Table 2 compares the algorithmic complexity of SwishU-net and the current mainstream algorithms. All algorithms are based on python language and implemented on GPU; only 512 × 512 images are tested here. 16 parameter layers are selected for the above experiments to balance performance and computational efficiency.

It can be seen that Style2paints and PaintsChainer consume much time due to the complex optimization process. At the same time, the generative network of SwishU-net reduces the running time by not using normalization layers. Despite using a lightweight framework, the average running time and the number of parameters results show that SwishU-net performs better after quantitative analysis.

5. Conclusion

It takes time and energy to color the animation sketch by manpower. As a popular color generation technology of network animation sketch, GANS has not achieved certain results in the past few years.
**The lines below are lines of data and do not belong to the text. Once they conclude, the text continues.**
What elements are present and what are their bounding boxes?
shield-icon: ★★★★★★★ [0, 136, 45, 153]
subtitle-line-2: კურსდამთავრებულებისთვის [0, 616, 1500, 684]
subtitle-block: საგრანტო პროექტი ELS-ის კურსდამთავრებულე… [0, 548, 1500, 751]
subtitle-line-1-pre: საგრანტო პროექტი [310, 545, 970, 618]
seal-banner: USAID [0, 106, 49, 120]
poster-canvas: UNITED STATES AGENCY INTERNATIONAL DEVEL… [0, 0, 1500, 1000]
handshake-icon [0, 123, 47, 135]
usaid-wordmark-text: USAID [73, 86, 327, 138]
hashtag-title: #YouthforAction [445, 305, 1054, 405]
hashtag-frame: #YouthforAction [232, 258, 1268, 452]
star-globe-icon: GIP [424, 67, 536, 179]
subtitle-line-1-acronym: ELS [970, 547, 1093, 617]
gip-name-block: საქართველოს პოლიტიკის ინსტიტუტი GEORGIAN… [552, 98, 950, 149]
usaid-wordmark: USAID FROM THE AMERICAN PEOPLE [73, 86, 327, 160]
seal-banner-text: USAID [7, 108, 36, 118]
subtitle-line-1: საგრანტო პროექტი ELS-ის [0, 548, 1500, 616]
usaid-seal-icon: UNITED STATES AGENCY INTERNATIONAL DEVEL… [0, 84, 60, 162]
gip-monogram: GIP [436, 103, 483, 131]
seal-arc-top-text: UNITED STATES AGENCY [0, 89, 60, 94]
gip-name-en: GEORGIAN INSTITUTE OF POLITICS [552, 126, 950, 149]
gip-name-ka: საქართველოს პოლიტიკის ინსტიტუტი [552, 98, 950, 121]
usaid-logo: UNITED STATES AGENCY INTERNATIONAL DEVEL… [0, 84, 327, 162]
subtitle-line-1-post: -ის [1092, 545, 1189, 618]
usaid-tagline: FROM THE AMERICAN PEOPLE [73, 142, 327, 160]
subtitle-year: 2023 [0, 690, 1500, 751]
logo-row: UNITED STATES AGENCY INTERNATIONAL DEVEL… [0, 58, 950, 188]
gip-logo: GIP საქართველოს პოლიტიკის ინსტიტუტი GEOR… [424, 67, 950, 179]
There are some basic problems, such as color confusion, poor color gradient, unreasonable color sketch, and so on. Therefore, the GANS network based on a Swish function module proposed in this paper can better learn the details of sketch during color filling and avoid color confusion when the color exceeds the filled area. At the same time, it can directly carry out end-to-end training from animation sketch to color picture. The module can automatically color the sketch and generate color pictures with rich colors and clear textures. The experimental results show that this method has better coloring ability than the existing methods and can obtain more realistic and better visual effect color images. In the future, if there are better conditions, it will make up for the shortcomings of this paper, use the GPU with stronger performance to increase the network parameters, and expand the network scale, in order to generate higher resolution images and solve the problems of complexity and diversity. Although the U-net network structure has better generation effect than the self-encoder, it also increases the parameter quantity and complexity of the model. In the future, we will consider looking for a more suitable network structure as the discriminator model to reconstruct the image, so as to achieve better generation effects while simplifying the model.

Data Availability

The data set can be accessed upon request.

Disclosure

This paper is a research project of Philosophy and Social Sciences in Shanxi Province in 2020, the visualization research of traditional animation in information interaction from the perspective of UX. (2020W229).

Conflicts of Interest

The authors declare that there are no conflicts of interest.